Built with: Java
Demo
I made an maze solver/navigator that searches the shortest path to a random goal point (marked as a yellow dot, called Thing). The semi-transparent blue robots are dummy robots used to visualize'searched' paths.
Implementing A* search, I dealt with graph and heuristic cost calculation. A* search is a path-finding, graph-traversal algorithm.
To find the shortest path, the algorithm estimates the costs for all possible paths (that are not blocked by walls) to the goal point. Then, the robot takes the path with least cost. A cost refers to the unit distance from the robot's position to the goal position.
The calculation of an estimated cost is expressed as follows:
f(x) = g(x) + h(x)
where
- f: the total estimated cost of path from the start point to the goal point
- g: the actual cost of the path
- h: herustic. the estimated cost of the path
The robot can turn only in four directions (West, South, East, and North). Therefore, the algorith initially calculates the estimated costs for all possible paths to the goal point, always in these directions.
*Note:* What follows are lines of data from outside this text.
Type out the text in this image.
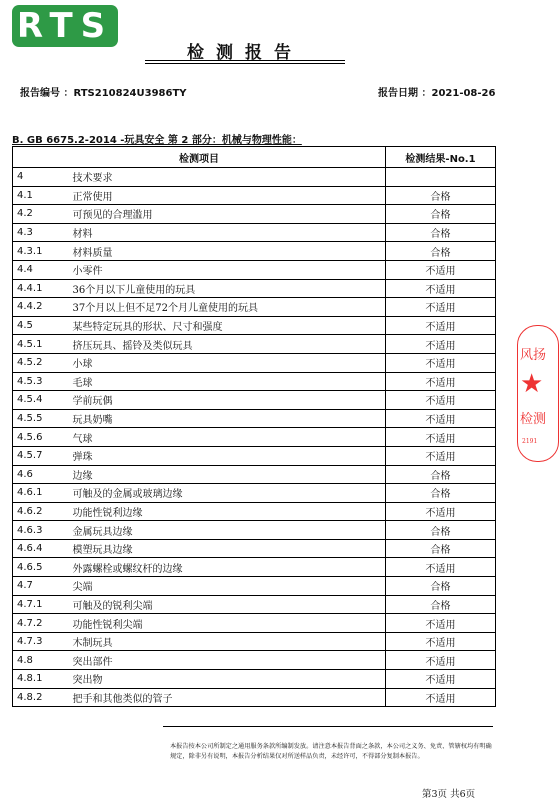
RTS
检测报告
报告编号 ：RTS210824U3986TY	报告日期 ：2021-08-26
B. GB 6675.2-2014 -玩具安全 第 2 部分：机械与物理性能：
检测项目		检测结果-No.1
4	技术要求	
4.1	正常使用	合格
4.2	可预见的合理滥用	合格
4.3	材料	合格
4.3.1	材料质量	合格
4.4	小零件	不适用
4.4.1	36个月以下儿童使用的玩具	不适用
4.4.2	37个月以上但不足72个月儿童使用的玩具	不适用
4.5	某些特定玩具的形状、尺寸和强度	不适用
4.5.1	挤压玩具、摇铃及类似玩具	不适用
4.5.2	小球	不适用
4.5.3	毛球	不适用
4.5.4	学前玩偶	不适用
4.5.5	玩具奶嘴	不适用
4.5.6	气球	不适用
4.5.7	弹珠	不适用
4.6	边缘	合格
4.6.1	可触及的金属或玻璃边缘	合格
4.6.2	功能性锐利边缘	不适用
4.6.3	金属玩具边缘	合格
4.6.4	模塑玩具边缘	合格
4.6.5	外露螺栓或螺纹杆的边缘	不适用
4.7	尖端	合格
4.7.1	可触及的锐利尖端	合格
4.7.2	功能性锐利尖端	不适用
4.7.3	木制玩具	不适用
4.8	突出部件	不适用
4.8.1	突出物	不适用
4.8.2	把手和其他类似的管子	不适用
风扬
★
检测
2191
本报告按本公司所制定之通用服务条款所编制发放。请注意本报告背面之条款，本公司之义务、免责、管辖权均有明确规定，除非另有说明，本报告分析结果仅对所送样品负责，未经许可，不得部分复制本报告。
第3页 共6页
During the path finding, if a dummy robot is blocked by a wall, the searching process stops.
My project can be improved by making this process multi-threaded so as to diminish the searching time (by starting a new thread for each direction).
The heuristic value added to the G cost is the line distance between a point to the goal point. So, the heuristic function exactly looks like the distance between two points formula.